Needless to say, I didn’t, although I richly deserved to. This time I changed the water before I searched for the snake. Ten minutes later I was finally finished with Number One. There were five more to go. I went outside and smoked a few cigarettes and had a good shake. Then I found a piece of wood plank about 4 inches square, and a length of mop handle. I got a nail and attached the plank perpendicular to the end of the mop handle. Then I went back to my mambas. If the animal was in the hide, I slowly and carefully opened the door just enough to slip my new tool inside, then closed the door to the width of the mop handle. I pushed the plank up against the hide box’s doorway and held it firmly in place while I opened the door and swapped the old water bowl for a new one. Then retreated in reverse. One snake wasn’t in the hide, so I hung a bright reflector on the cage and worked the other ones first. By then this snake had retreated from the glare into the hide, and I began the same procedure. Turns out, a 5 foot black mamba is about the diameter of a mop handle, and fits through that sized opening. So once more I had one up my arm and across my neck, and another merry chase around the room.

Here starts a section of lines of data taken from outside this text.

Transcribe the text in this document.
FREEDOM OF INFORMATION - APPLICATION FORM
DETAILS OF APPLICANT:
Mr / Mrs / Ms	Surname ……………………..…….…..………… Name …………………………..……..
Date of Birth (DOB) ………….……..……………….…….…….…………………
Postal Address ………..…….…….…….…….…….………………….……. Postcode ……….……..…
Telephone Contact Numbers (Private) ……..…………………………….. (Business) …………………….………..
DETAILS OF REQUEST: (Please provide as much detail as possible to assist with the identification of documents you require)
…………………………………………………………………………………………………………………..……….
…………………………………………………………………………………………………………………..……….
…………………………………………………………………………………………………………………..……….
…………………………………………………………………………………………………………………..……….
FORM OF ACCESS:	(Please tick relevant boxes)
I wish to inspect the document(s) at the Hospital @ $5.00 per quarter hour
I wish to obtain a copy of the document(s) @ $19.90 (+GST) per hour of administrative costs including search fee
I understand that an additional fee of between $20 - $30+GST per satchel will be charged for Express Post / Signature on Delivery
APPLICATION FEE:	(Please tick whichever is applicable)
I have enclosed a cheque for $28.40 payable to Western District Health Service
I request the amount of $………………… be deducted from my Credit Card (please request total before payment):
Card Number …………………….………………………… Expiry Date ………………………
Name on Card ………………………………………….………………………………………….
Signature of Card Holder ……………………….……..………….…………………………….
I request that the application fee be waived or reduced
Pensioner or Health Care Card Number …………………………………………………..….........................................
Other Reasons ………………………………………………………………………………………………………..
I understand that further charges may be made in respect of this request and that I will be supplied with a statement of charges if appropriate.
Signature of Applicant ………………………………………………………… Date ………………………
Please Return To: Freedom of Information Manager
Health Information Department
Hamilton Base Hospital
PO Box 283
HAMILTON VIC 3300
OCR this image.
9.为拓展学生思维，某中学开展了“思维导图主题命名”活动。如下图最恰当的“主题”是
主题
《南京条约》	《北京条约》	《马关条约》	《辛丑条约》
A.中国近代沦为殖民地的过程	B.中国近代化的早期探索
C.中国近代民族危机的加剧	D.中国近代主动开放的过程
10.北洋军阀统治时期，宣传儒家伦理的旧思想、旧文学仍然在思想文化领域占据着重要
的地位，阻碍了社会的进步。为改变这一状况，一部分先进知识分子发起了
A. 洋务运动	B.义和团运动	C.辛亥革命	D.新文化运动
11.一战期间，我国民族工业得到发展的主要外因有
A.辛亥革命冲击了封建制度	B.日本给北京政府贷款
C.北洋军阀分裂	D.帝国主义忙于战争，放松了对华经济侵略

Why I wasn’t bitten that day, I just cannot guess. The animals were certainly aggressive enough when I recaptured them, and bit avidly and repeatedly at me, my hook, and everything nearby. In hand they were powerful, and writhed with great intensity while trying to distort their mouths enough to hook one fang or the other into my fingers. And fast? Damn! Cobras are pretty slow, methodical, and predictable. Rattlers, especially in warm weather, strike swiftly and unpredictably. But mambas are like a lightning bolt. Zap, zig, zag! And they would come at me across the floor faster and with more determination than any snake I’ve ever handled. Hooding fourteen foot king cobras are nothing in comparison. That day cured me of my desire to own a black mamba. (But I did eventually try the greens. Pretty much the same, but faster and maybe a tad less aggressive. Still scary.)